Later that same week, a civil rights activist came to speak to my introduction to criminal justice class. She spoke of the letters from inmates she receives, and told some gruesome stories to illustrate the limits of our current laws. In particular, she emphasized how difficult it is to address harms caused to people in prison. The main mechanism for recognizing prison problems is through lawsuits filed under the eighth amendment’s prohibition against cruel and unusual punishment. But since the passage of a law in the 1990s called the Prison Litigation Reform Act, few harms meet the threshold. For example, courts have determined that being raped by a guard is not a violation of a person’s protection against cruel and unusual punishment. She proceeded to tell the story of the woman I had spoken with. Afterwards, I checked, and, indeed, the young mother I spoke with is part of a lawsuit being filed against the prison for a pattern of allowing sexual assaults.
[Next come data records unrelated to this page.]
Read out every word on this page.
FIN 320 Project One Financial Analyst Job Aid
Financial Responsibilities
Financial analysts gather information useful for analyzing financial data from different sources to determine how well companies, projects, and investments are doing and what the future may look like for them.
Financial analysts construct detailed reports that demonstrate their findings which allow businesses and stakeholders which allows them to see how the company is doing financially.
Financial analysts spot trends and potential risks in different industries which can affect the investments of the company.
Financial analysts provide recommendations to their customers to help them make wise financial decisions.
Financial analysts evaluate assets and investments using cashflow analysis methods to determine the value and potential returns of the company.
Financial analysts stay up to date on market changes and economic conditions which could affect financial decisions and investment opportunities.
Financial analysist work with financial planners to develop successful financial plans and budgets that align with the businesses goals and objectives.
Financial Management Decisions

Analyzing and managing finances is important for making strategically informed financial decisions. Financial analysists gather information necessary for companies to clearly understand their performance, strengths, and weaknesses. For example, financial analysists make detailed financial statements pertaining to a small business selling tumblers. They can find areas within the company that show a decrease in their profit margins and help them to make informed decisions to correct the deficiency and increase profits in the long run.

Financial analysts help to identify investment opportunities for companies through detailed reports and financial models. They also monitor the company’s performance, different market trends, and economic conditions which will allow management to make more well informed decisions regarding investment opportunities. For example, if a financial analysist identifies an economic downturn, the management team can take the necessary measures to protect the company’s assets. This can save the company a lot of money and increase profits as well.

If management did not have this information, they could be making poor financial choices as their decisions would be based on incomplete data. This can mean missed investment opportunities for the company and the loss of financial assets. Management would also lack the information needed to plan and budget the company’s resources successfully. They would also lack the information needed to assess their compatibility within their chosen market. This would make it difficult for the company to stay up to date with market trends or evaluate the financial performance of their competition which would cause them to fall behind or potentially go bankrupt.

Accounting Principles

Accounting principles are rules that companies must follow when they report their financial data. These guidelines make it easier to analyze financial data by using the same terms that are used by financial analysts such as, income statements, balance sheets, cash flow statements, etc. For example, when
This is why I study punishment. This is why I teach in a department of sociology and criminal justice. This is why I am on the board of the Sexual Abuse Treatment Alliance. Within ten miles of my home, women are being terrorized and tortured in my name. When we delegate the power to punish to our state authorities, the actions they take are on behalf of all of us and are paid for with out tax dollars. It’s still not clear to me what I can do, aside from telling the story. In this cultural moment, when we think of sex crime, we think of the angelic child victims of sexual homicide that dominate the news. We are much less apt to think of adult victims, let alone women who cannot be valorized as blameless and holy martyrs to the beastly desires of bad men. Neither do we care much about people behind bars; instead we choose to view them as deserving of whatever they get. We may have more sympathy for female offenders than for male; this may create an opening for hearing this story. But beyond just hearing this story and others, we must consider what we can do to recognize the humanity of people who have been convicted of criminal offenses. How can we better support the work of the many good people in the justice system and in community and social services who care for them and support them as they re-enter society? How can we move beyond our limited understanding of what sexual violence is and who it affects?
Addressing these issues are practical as well as moral imperatives. As we enter a new decade, I resolve to draw as many others into reasoned debate and passionate inquiry on these subjects as possible, with the hope that some will create the changes we desperately need.